In a time when RPG progression systems and HUD markers telling you where to go are so prevalent, Outer Wilds simply throws you into an alien solar system with a few useful tools and lets you explore it at your leisure. The game helps you as much as it can without holding your hand. Your spaceship has an autopilot, and you can set HUD markers. However, the autopilot system will not hesitate to send you crashing into anything that happens to come between you and your destination (the sun, for instance), and you can only mark locations you have already visited.

This helpfulness extends to the game’s difficulty. There are precious few hostile lifeforms to find in this solar system. Time, hazardous environments, and your own fragile equipment pose the greatest challenges instead. Your spaceship, for instance, is rather difficult to control, so you are guaranteed to slam it into a few planets as you try to land safely. However, you can repair it quickly and as many times as you want. Your oxygen and jetpack fuel meters are always ticking down, but your ship contains an infinite supply of each, and trees will also quickly refill your oxygen tank. If you crash too hard, fall too far, or run out of oxygen in the middle of space, you will die. But death inconveniences you only temporarily, as you will just start over in a new iteration of the time loop. Your ship’s log will even keep all the information you’ve gathered in previous lives, so you can resume your exploration where you left off.

Probably the biggest turnoff of this game is the amount of reading you will do. Aside from travelling between planets, gawking at the wondrous sights, and figuring out how to get access to an interesting location, you will be reading notes left behind by other members of your planet’s space program and the Nomai. Often the reward to finding your way into a new location is another few records scribed aeons ago by the Nomai. There is a part of me that enjoys this aspect: I was uncovering ancient manuscripts left behind by an alien race and figuring out what happened to that race. These texts offer an interesting parallel in the story as well; as you discover more about the Nomai, so you learn how they progressively discovered more about this solar system and their major goals.

Other than that small nitpick, there is really not much I can fault the game with except that most of the puzzles are rather easy. If you would like an action-oriented experience, a linear story, or a hardcore puzzle game, this game is probably not for you. However, if you enjoy relaxed sci-fi adventures, mystery, or exploration, Outer Wilds is a must play. And since it just released on Steam, you can pick it up on almost all of the biggest consoles or game stores.


The Numbers:

Gameplay: 10/10 — Outer Wild’s space exploration is top tier, and blasting around the solar system in your little spacecraft is extremely fun. However, the gameplay is punctuated often by reading. Tying the game progression directly to your knowledge of its story/systems without any gamified restrictions is brilliant for immersion.

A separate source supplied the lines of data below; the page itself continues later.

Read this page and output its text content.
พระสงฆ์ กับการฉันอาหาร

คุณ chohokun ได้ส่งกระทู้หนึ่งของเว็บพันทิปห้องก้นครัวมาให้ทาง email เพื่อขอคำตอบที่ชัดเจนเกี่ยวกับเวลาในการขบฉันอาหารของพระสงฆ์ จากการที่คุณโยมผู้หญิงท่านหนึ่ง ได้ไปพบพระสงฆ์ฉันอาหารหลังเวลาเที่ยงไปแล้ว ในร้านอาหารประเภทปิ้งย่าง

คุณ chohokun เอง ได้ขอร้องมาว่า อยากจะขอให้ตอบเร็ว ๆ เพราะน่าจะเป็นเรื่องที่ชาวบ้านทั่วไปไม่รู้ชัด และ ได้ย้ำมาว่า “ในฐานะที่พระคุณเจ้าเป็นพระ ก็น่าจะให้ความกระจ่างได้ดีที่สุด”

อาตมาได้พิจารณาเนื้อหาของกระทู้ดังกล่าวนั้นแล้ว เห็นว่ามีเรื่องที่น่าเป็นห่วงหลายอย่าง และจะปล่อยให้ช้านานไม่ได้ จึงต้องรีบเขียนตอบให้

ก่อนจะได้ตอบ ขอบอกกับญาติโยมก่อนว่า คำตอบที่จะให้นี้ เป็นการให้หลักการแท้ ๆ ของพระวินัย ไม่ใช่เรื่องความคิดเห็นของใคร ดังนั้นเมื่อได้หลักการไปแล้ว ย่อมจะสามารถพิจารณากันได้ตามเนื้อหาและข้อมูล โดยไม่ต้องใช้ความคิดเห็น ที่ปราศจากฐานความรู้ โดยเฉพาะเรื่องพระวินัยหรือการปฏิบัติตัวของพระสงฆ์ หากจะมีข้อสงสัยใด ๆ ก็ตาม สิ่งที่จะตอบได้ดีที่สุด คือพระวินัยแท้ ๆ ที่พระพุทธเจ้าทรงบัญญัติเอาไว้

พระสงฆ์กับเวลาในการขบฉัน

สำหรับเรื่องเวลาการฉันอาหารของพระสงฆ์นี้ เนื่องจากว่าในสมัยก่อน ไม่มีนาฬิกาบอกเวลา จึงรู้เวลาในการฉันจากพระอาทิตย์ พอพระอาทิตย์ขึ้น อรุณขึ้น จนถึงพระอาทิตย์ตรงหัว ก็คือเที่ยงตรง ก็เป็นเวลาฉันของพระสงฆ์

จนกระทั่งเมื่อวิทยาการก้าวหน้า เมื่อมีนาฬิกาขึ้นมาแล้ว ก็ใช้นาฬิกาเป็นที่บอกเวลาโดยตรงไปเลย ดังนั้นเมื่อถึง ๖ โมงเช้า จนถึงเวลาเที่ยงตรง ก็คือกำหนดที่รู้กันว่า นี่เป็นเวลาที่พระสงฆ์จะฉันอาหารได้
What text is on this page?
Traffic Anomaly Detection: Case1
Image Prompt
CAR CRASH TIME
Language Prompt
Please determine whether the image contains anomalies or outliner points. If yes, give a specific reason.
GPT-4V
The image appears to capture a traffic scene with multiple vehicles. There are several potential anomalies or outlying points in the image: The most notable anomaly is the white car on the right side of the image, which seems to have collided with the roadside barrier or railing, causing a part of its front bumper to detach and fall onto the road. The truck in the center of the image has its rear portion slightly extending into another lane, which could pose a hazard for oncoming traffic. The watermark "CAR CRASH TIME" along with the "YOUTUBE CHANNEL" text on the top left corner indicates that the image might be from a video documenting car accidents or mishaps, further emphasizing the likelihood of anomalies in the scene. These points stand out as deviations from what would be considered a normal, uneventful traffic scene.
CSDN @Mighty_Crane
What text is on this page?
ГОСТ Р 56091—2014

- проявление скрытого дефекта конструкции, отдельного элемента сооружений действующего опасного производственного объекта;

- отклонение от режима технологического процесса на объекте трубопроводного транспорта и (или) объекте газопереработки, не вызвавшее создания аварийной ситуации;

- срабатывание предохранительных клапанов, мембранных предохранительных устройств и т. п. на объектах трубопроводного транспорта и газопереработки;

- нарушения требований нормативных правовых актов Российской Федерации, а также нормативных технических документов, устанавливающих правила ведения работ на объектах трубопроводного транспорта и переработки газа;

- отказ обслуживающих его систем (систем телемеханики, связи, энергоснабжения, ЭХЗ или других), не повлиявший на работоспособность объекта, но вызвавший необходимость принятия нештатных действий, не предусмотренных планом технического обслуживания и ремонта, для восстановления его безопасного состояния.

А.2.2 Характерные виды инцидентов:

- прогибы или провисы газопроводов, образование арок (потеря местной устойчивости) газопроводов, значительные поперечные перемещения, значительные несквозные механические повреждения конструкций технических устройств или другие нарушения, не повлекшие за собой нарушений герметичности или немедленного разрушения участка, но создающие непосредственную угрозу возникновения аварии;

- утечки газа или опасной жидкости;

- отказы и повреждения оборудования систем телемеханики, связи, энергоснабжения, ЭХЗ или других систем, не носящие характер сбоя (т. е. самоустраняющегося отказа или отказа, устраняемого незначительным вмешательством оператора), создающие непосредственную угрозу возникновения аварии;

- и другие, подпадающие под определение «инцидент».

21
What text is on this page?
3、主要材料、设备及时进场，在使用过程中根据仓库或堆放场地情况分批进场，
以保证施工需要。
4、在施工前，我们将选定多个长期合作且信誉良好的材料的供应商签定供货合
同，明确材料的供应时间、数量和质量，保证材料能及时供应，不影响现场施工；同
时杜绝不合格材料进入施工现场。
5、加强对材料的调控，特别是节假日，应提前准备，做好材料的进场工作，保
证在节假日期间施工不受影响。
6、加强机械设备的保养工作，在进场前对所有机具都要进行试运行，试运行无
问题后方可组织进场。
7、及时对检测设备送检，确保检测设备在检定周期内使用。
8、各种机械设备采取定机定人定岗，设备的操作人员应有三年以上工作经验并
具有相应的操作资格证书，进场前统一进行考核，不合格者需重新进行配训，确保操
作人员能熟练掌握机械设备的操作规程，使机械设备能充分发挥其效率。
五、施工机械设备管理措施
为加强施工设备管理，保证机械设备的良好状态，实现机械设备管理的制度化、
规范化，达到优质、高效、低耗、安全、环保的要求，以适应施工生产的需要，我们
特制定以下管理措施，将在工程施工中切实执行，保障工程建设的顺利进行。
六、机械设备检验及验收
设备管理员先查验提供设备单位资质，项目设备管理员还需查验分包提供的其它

Graphics/Style: 10/10 — As is typical of small indie developers, the graphical style is simple and effective. Outer Wilds offers some beautiful vistas to gaze at across its solar system, and the game’s stylized beauty is a great part of its mystery and charm.

Learning Curve/Ease of Play: 8/10 — Outer Wilds is extremely easy to pick up and play. There’s a helpful tutorial section at the beginning (mostly optional), and you are given all of your tools right at the start. Flying the spaceship and jetpack is decently easy to pick up but requires some time to master. All of Outer Wild’s puzzles are solved by logical extrapolation from the game’s systems, so there are no contrary puzzles that require a huge stretch of the imagination to figure out (okay, maybe one). However, there are also precious few puzzles in the game that posed any challenge to me during my playthrough.

Final Verdict: 9/10 – If you enjoy space exploration, and a mysterious narrative, without investing a huge amount of time, this game is for you!